RS Indonesia adalah rumah sakit terbesar nomor dua setelah Rumah Sakit Al-Shifa, atau yang dikenal dengan Rumah Sakit Dar Al-Shifa adalah kompleks pengobatan terbesar dan rumah sakit pusat di Jalur Gaza, yang terletak di kawasan Rimal Utara, Jalur Gaza,
Farid menceritakan, pada awal pecah konflik pada 7 Oktober lalu, RS Indonesia menampung sekitar 20.000 pengungsi dan juga para pasien luka-luka akibat serangan Israel. Selain itu, banyak jenazah yang juga di proses di RS Indonesia.
Pada periode tersebut, Israel juga membatasi akses ke untuk air minum, akses listrik dan internet. Satu–satunya sumber air yang tersedia adalah sumur di yang dibangun di RS Indonesia.
“Dengan segala keterbatasan akses air minum, atas pertolongan Allah SWT, sumber air dari sumur tersebut bisa menghidupi relawan, pegawai rumah sakit hingga 20.000 pengungsi,” ujar Farid.
Serangan Israel yang membabi buta Israel juga melumpuhkan Rumah Sakit Al-Shifa.

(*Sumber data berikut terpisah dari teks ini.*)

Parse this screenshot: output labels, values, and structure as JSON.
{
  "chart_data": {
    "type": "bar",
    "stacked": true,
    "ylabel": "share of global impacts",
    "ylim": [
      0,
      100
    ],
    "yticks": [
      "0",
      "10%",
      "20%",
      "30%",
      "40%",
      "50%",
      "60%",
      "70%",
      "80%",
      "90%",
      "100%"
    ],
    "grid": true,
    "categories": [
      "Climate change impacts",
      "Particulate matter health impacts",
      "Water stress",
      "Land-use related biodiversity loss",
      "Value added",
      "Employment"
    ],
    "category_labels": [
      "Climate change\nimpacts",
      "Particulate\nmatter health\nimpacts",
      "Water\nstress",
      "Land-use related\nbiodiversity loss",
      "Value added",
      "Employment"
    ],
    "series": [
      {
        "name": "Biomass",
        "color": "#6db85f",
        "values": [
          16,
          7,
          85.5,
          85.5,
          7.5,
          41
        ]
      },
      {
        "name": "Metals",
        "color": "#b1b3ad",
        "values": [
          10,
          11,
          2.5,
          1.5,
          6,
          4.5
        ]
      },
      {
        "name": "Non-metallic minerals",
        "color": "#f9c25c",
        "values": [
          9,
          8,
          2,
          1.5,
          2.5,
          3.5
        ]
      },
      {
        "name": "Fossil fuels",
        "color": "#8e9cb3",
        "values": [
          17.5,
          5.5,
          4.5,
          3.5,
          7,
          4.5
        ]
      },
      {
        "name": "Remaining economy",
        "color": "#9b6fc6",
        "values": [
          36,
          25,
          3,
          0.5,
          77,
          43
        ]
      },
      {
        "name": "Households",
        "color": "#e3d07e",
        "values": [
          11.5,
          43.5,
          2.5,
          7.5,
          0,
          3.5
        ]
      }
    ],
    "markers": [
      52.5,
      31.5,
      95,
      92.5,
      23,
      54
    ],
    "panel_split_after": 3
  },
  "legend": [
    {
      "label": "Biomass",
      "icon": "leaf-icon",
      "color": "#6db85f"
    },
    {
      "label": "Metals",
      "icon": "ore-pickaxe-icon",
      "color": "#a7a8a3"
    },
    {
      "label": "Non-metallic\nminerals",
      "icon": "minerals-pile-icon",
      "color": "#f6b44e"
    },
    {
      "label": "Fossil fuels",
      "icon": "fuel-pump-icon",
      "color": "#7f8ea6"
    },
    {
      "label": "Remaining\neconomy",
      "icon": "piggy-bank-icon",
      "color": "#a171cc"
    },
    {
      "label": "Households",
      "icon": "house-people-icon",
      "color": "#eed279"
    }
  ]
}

Dengan lumpuhnya rumah sakit terbesar di Gaza tersebut menjadikan Rumah Sakit Indonesia menjad jadi tumpuan jadi untuk warga Gaza City dan wilayah utara.
Mengganti Solar dengan Minyak Goreng
Farid juga bercerita, di tengah gempuran Israel dan ditutupnya akses bahan bakar melalui Rafah, RS Indonesia kehabisan bahan bakar pada tanggal 11 November 2023. Di tengah keterbatasan tersebut, para relawan dipertemukan dengan seorang insinyur listrik asal Gaza, mereka melakukan eksperimen dengan mengganti solar dengan minyak goreng.
“Kami dipertemukan dengan insinyur dari Gaza, dan kami bereksperimen dengan mengganti solar dengan minyak goreng agar rumah sakit dan pengungsian di asrama sekitar dapat tetap beroperasi,” ujar Farid, menambahkan.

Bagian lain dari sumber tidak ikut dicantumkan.